To investigate AGN outflows as a tracer of AGN feedback on star-formation , we perform integral-field spectroscopy of 20 type 2 AGNs at z < 0.1 , which are luminous AGNs with the [ O iii ] luminosity > 10 ^ { 41.5 } erg s ^ { -1 } , and exhibit strong outflow signatures in the [ O iii ] kinematics .
By decomposing the emission-line profile , we obtain the maps of the narrow and broad components of [ O iii ] and H \alpha lines , respectively .
The broad components in both [ O iii ] and H \alpha represent the non-gravitational kinematics , i.e. , gas outflows , while the narrow components , especially in H \alpha , represent the gravitational kinematics , i.e. , rotational disk .
By using the integrated spectra within the flux-weighted size of the narrow-line region , we estimate the energetics of the gas outflows .

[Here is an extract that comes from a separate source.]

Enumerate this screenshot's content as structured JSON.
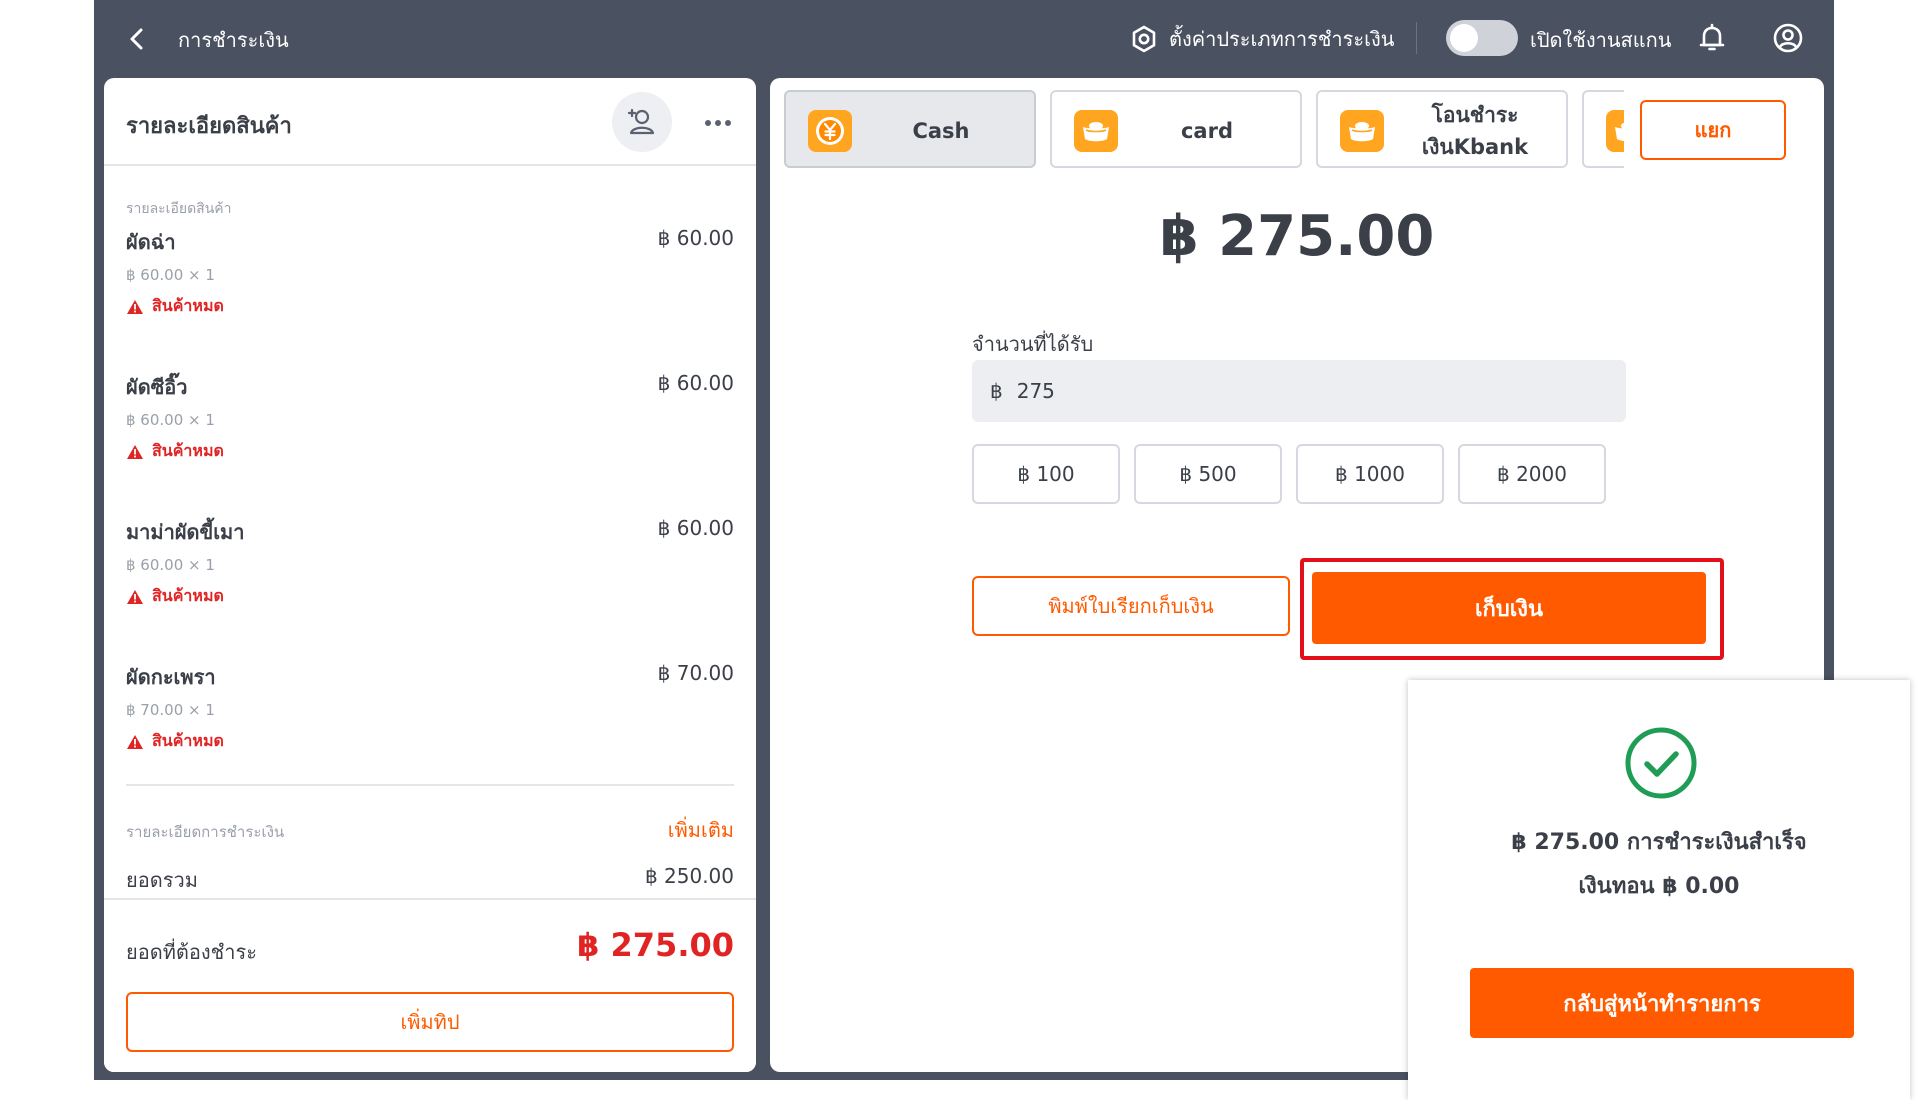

The ionized gas mass is 1.0–38.5 \times 10 ^ { 5 } M _ { \odot } , and the mean mass outflow rate is 4.6 \pm 4.3 M _ { \odot } yr ^ { -1 } , which is a factor of \sim 260 higher than the mean mass accretion rate 0.02 \pm 0.01 M _ { \odot } yr ^ { -1 } .
The mean energy injection rate of the sample is 0.8 \pm 0.6 % of the AGN bolometric luminosity , while the momentum flux is ( 5.4 \pm 3.6 ) \times L _ { \text { bol } } / c on average , except for two most kinematically energetic AGNs with low L _ { \text { bol } } , which are possibly due to the dynamical timescale of the outflows .
The estimated outflow energetics are consistent with the theoretical expectations for energy-conserving outflows from AGNs , yet we find no supporting evidence of instantaneous quenching of star formation due to the outflows .